TURKISH DELIGHT also benefits from the presence of Diana Sands as Dr. Rachel Albert. Sands was a gifted young actress in the early 60s, who did some amazing TV work of great emotional intensity (such as an episode of the short-lived George C. Scott series EAST SIDE/ WEST SIDE, in which she and her husband, played by James Earle Jones, struggle with poverty and discrimination in NYC, as well as rats infesting their child's bed, and taxi-cab drivers that won't stop for them when they try to rush their child to the emergency hospital ward). Sadly, Sands died in the early 70s, just short of her 40th birthday.
It was perhaps not surpising that Buono played his role in TURKISH DELIGHT completely for its 'camp' value, while Sands played hers completely straight, without any sign of irony.
My favorite line from the episode came in the airport men's room scene in which Scotty is trying to pass some information to Kelly, when suddenly someone walks into wash his hands (nobody peeed in those days):
Scotty: "....so after I'd made the incision, the patient looked up at me and smiled. I knew then that my diagnosis had been correct."
Kelly: "Really, doctor, that's astonishing...."
It's so ludicrous I simply have to laugh every time I think of it.
The other thing that stands out about this episode, and which was mentioned on this forum about a year and half ago, is that when Kelly begins his search for Scotty he gets in a taxi cab in Mexico City, as I recall, and ends up at the sea coast. If so, it must have been the longest and most expensive cab ride in television history up to that point, and perhaps for many years hence.

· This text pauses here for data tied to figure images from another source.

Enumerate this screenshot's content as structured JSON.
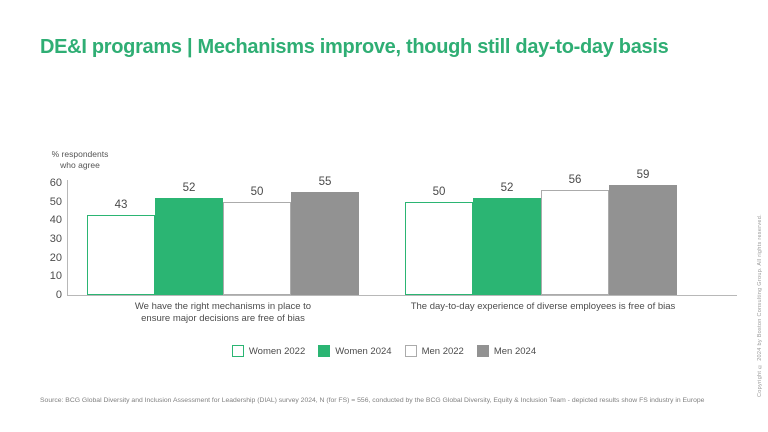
{
  "header": {
    "title": "DE&I programs | Mechanisms improve, though still day-to-day basis"
  },
  "chart_data": {
    "type": "bar",
    "title": "DE&I programs | Mechanisms improve, though still day-to-day basis",
    "ylabel": "% respondents who agree",
    "ylabel_lines": [
      "% respondents",
      "who agree"
    ],
    "xlabel": "",
    "ylim": [
      0,
      60
    ],
    "yticks": [
      0,
      10,
      20,
      30,
      40,
      50,
      60
    ],
    "grid": false,
    "legend_position": "bottom-center",
    "categories": [
      "We have the right mechanisms in place to ensure major decisions are free of bias",
      "The day-to-day experience of diverse employees is free of bias"
    ],
    "category_lines": [
      [
        "We have the right mechanisms in place to",
        "ensure major decisions are free of bias"
      ],
      [
        "The day-to-day experience of diverse employees is free of bias"
      ]
    ],
    "series": [
      {
        "name": "Women 2022",
        "values": [
          43,
          50
        ],
        "fill": "#ffffff",
        "border": "#2bb573"
      },
      {
        "name": "Women 2024",
        "values": [
          52,
          52
        ],
        "fill": "#2bb573",
        "border": "#2bb573"
      },
      {
        "name": "Men 2022",
        "values": [
          50,
          56
        ],
        "fill": "#ffffff",
        "border": "#ababab"
      },
      {
        "name": "Men 2024",
        "values": [
          55,
          59
        ],
        "fill": "#929292",
        "border": "#929292"
      }
    ]
  },
  "footer": {
    "source": "Source: BCG Global Diversity and Inclusion Assessment for Leadership (DIAL) survey 2024, N (for FS) = 556, conducted by the BCG Global Diversity, Equity & Inclusion Team - depicted results show FS industry in Europe",
    "copyright": "Copyright © 2024 by Boston Consulting Group. All rights reserved."
  },
  "colors": {
    "accent_green": "#2bb573",
    "title_green": "#2fae74",
    "bar_gray": "#929292",
    "outline_gray": "#ababab",
    "axis_gray": "#b8b8b8",
    "text_dark": "#4c4c4c",
    "text_muted": "#818181"
  }
}
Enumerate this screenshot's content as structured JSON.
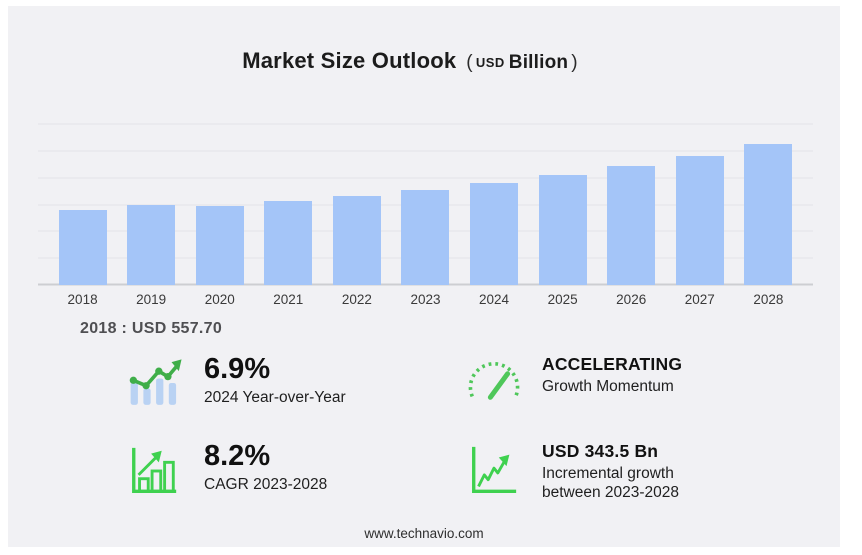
{
  "colors": {
    "frame_bg": "#ffffff",
    "panel_bg": "#f1f1f4",
    "bar_fill": "#a4c5f8",
    "grid_line": "#e4e4e8",
    "baseline": "#cdced2",
    "accent_green": "#3fc24f",
    "icon_bar_blue": "#b9d2f3",
    "title_text": "#1c1c1c",
    "muted_text": "#4f4f52"
  },
  "title": {
    "main": "Market Size Outlook",
    "open_paren": "(",
    "currency": "USD",
    "unit": "Billion",
    "close_paren": ")"
  },
  "chart_data": {
    "type": "bar",
    "title": "Market Size Outlook (USD Billion)",
    "categories": [
      "2018",
      "2019",
      "2020",
      "2021",
      "2022",
      "2023",
      "2024",
      "2025",
      "2026",
      "2027",
      "2028"
    ],
    "values": [
      557.7,
      594,
      588,
      626,
      662,
      710.6,
      759.6,
      816.6,
      883.6,
      962.2,
      1054.1
    ],
    "unit": "USD Billion",
    "xlabel": "",
    "ylabel": "",
    "ylim": [
      0,
      1200
    ],
    "gridline_step": 200,
    "grid": true,
    "legend": "none",
    "bar_color": "#a4c5f8"
  },
  "tooltip": {
    "text": "2018 : USD  557.70"
  },
  "stats": [
    {
      "icon": "bar-trend-icon",
      "value": "6.9%",
      "label": "2024 Year-over-Year"
    },
    {
      "icon": "gauge-icon",
      "value": "ACCELERATING",
      "label": "Growth Momentum"
    },
    {
      "icon": "bar-growth-icon",
      "value": "8.2%",
      "label": "CAGR 2023-2028"
    },
    {
      "icon": "line-growth-icon",
      "value": "USD 343.5 Bn",
      "label_line1": "Incremental growth",
      "label_line2": "between 2023-2028"
    }
  ],
  "footer": {
    "url": "www.technavio.com"
  }
}
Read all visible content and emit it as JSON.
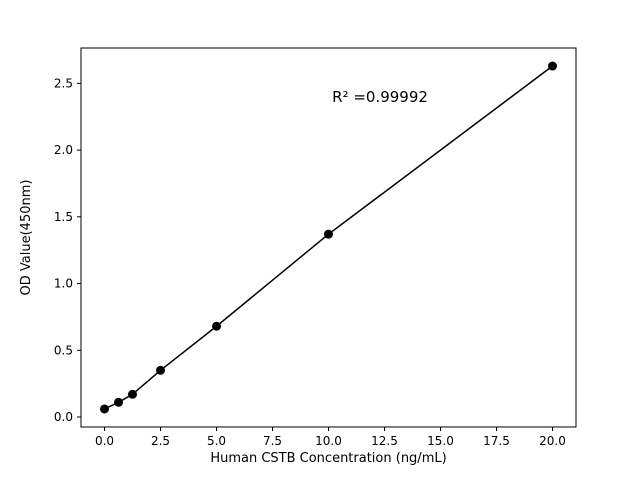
{
  "chart_data": {
    "type": "scatter",
    "title": "",
    "xlabel": "Human CSTB Concentration (ng/mL)",
    "ylabel": "OD Value(450nm)",
    "x": [
      0,
      0.625,
      1.25,
      2.5,
      5,
      10,
      20
    ],
    "y": [
      0.06,
      0.11,
      0.17,
      0.35,
      0.68,
      1.37,
      2.63
    ],
    "line_through_points": true,
    "annotation": {
      "text": "R² =0.99992",
      "x": 12.3,
      "y": 2.36
    },
    "xlim": [
      -1.05,
      21.05
    ],
    "ylim": [
      -0.075,
      2.765
    ],
    "xticks": [
      0.0,
      2.5,
      5.0,
      7.5,
      10.0,
      12.5,
      15.0,
      17.5,
      20.0
    ],
    "xtick_labels": [
      "0.0",
      "2.5",
      "5.0",
      "7.5",
      "10.0",
      "12.5",
      "15.0",
      "17.5",
      "20.0"
    ],
    "yticks": [
      0.0,
      0.5,
      1.0,
      1.5,
      2.0,
      2.5
    ],
    "ytick_labels": [
      "0.0",
      "0.5",
      "1.0",
      "1.5",
      "2.0",
      "2.5"
    ],
    "legend": "none",
    "grid": false,
    "marker_color": "#000000",
    "line_color": "#000000",
    "background_color": "#ffffff",
    "marker_radius": 4.5
  }
}
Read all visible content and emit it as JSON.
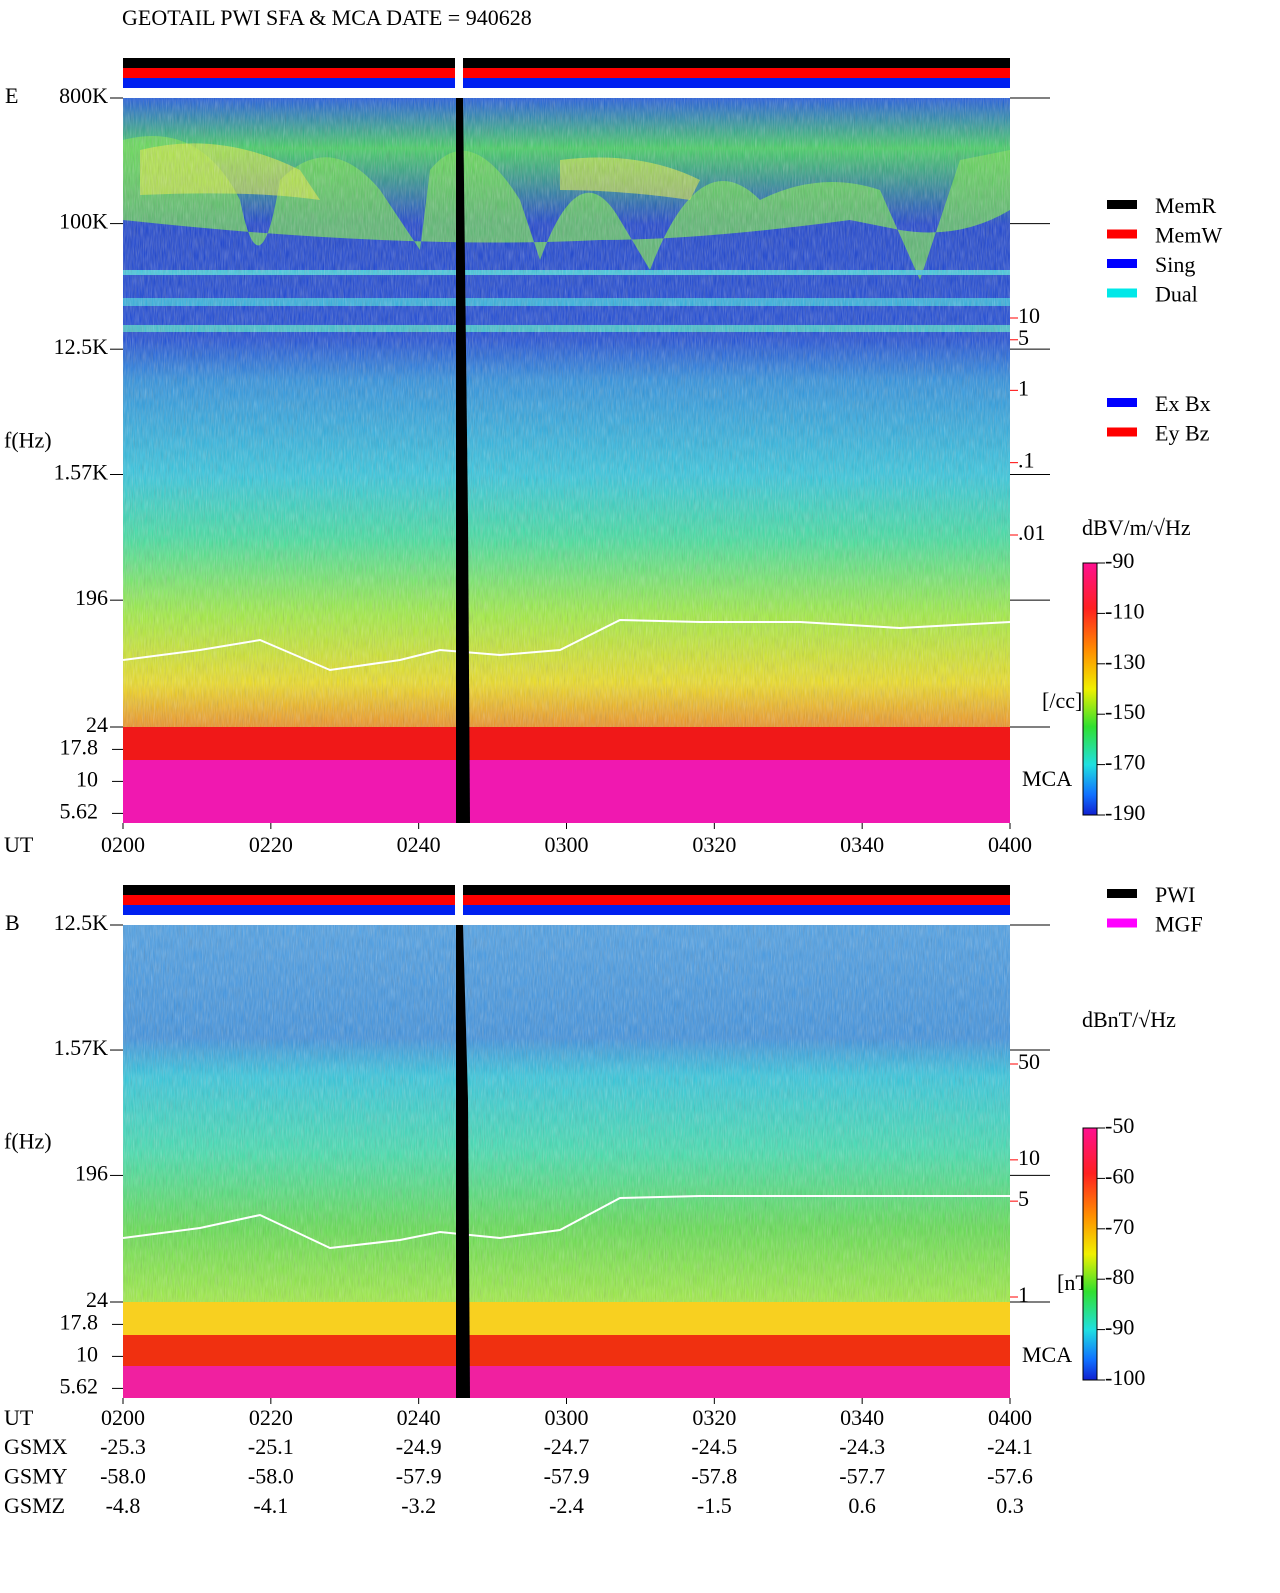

I think the episode is a fun and amusing one -- light, charming, with no real sense of drama or doom, despite the intended fate of the scientists who were, essentially, being sold into slavery. Also, as Benkovski has mentioned, the fine location photography during Kelly's search adds an expansive feel that counteracts the claustrophobia of the dark interiors at Karafatma's lair.